February 9th marks an important milestone in MIA’s history, as the terminal building sees the start of its thirtieth year in operation. Over the past three decades, millions of passengers – 75 million since the airport’s privatisation in 2002 – have walked through the terminal’s doors.

“Despite the uncertainty that continues to surround our industry, we feel that this anniversary provides us with an opportunity to revisit – together with the public – the people, the moments, the investments and the challenges that turned the past 30 years into a remarkable journey. We also hope to get people excited for what lies ahead for the airport and air travel, as we re-affirm our commitment to recover from the blows of COVID-19 and continue to focus on making our airport one of the best in Europe,” said Mr Borg said.

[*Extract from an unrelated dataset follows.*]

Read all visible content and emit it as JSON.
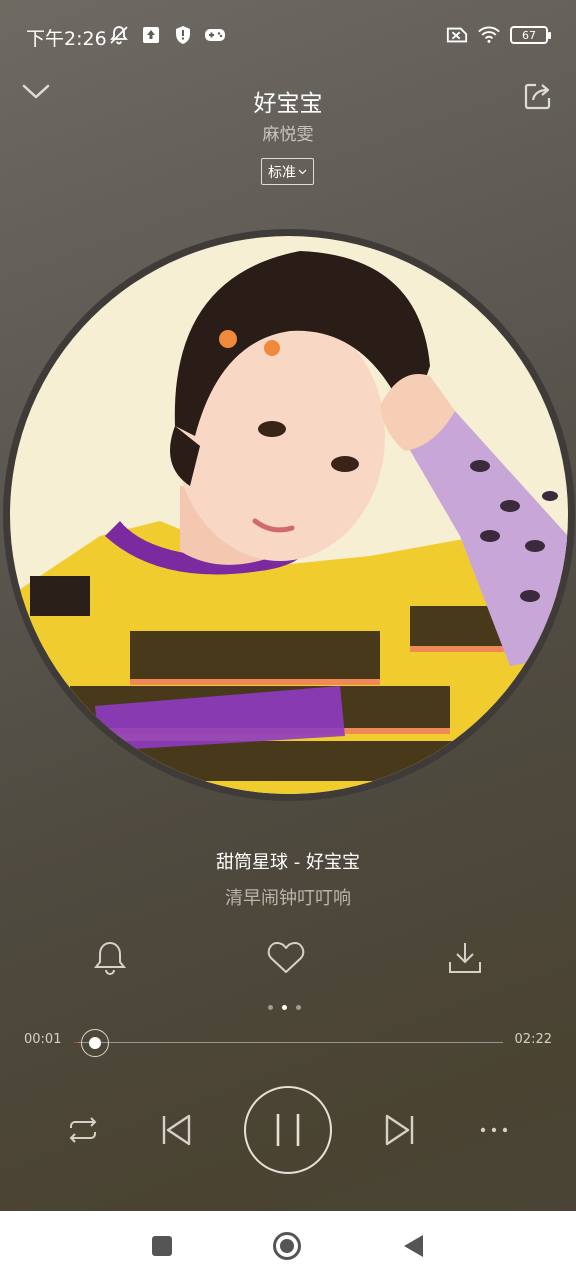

The newly opened terminal building in 1992

The inauguration of the terminal building in 1992 had heralded an exciting era for the local aviation industry and tourism. The building, which was constructed over two years with an investment of around Lm12 million, was designed to cater for future traffic growth, with the aim of eventually handling 2.5 million passengers annually.

The terminal’s continuous evolution, particularly through an investment of more than €30 million in two extensions together with a more recent €12 million reconfiguration, allowed MIA to welcome almost three times as many passengers as the number that was being eyed back in the nineties, in 2019 alone. Malta International Airport had ended what was an exceptional year with a record 7.3 million passengers, of which 2.8 million were tourists, before the COVID-19 pandemic slashed this number in 2020.

Over the past years, MIA has continuously grown, with the current workforce currently totalling around 7,000 employees. While a number of individuals are directly employed by the company that operates the airport, the majority work with companies and entities that provide support services ranging from cleaning and ground handling, to passenger security screening and passport control.

In 2022, the terminal will be getting a completely revamped Food Court boasting an elevated aesthetic and a much wider food offering. The Food Court on Level -1 was originally introduced inside the terminal in 2009, when an extension had brought about major improvements to the facilities and given the airport façade the iconic look it still has today. Another project that is set to transform part of the terminal building over the coming months is the expansion of the Customs Area, with the aim of enhancing the guest experience at this point of the airport journey.

Two other projects that are in the pipeline and which will allow for further growth, both in terms of passenger traffic and the company’s retail and property portfolio, are the development of Apron X and the construction of SkyParks 2.